On appeal from the Superior Court of New Jersey, Law Division, Special Civil Part, Hudson County, Docket No. LT-6372-09.

Per curiam.


Argued February 24, 2010 - Decided

Before Judges Graves and Sabatino.

In this landlord-tenant case, defendant Norma Ford (Ford) appeals from a judgment of possession in favor of plaintiff Jersey City Housing Authority (JCHA), a public housing authority (PHA). Plaintiff agreed not to execute the warrant of removal during the pendency of this appeal. For the reasons that follow, we reverse and remand for further proceedings.

Ford has been a resident of the JCHA for over thirty years and was employed by plaintiff as a security monitor for fifteen years.

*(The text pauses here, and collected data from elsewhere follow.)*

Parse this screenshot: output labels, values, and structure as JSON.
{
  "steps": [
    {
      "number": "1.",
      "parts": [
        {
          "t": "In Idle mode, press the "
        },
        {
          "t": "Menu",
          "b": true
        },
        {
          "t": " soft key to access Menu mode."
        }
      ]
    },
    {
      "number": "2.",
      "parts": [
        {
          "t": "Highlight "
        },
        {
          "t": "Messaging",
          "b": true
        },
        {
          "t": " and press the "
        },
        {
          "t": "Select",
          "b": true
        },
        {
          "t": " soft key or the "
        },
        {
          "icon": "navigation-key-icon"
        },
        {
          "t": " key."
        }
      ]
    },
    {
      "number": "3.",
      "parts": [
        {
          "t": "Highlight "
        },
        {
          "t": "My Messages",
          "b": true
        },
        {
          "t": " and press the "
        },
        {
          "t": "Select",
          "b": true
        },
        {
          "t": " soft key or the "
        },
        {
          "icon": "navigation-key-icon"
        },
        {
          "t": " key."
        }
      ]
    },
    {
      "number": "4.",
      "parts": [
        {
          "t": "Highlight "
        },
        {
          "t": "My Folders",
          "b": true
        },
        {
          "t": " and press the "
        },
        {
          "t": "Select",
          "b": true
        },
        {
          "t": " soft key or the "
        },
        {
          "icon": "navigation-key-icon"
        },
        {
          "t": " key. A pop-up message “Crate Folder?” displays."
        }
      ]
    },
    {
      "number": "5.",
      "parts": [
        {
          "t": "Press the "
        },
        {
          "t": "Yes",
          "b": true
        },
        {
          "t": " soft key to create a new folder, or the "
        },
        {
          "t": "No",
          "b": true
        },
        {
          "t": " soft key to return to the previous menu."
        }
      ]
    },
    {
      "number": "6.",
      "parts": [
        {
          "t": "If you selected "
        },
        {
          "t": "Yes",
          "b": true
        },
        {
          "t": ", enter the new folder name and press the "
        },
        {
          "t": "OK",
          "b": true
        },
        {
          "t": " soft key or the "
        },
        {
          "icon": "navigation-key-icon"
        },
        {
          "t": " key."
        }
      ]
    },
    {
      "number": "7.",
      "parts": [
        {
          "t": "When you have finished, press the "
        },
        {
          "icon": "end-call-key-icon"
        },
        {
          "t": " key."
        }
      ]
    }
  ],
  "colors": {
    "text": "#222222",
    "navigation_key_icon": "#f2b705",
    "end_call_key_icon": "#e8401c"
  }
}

According to Ford, plaintiff never complained about her performance as an employee or her conduct as a tenant until her son's arrest on May 14, 2008.

On June 22, 1998, Ford signed a copy of plaintiff's One Strike Policy (the 1998 Policy), which regulated the conduct of JCHA tenants. This document stated that "[a]ll drug-related activity, whether on or off the premises, is cause for eviction." The prohibition applied to "the tenant, any member of the tenant's household, [and] guest[s]" and stated that "[d]rug related or criminal activity in violation of this lease provision will be treated as a serious violation of the material terms of this lease."

Nevertheless, the 1998 Policy stated that its provisions would be "implemented and enforced evenhandedly" and that "[s]imilar lease violations in similar circumstances [would] result in similar sanctions." The policy also recited four mitigating "factors to be considered in determining whether to seek the eviction of a household":

[1.] The magnitude or seriousness of the offense. All drug offenses are serious and it is reasonable to have a strict policy which allocates relatively scarce affordable housing resources to those who play by the rules and remain free of drug activity. However, a less serious non-frequent indiscretion by a member of the household cannot be equated with the most serious offense i.e., performing as a drug merchant or committing of violent acts. The JCHA will review closely cases in which the offense is relatively less serious.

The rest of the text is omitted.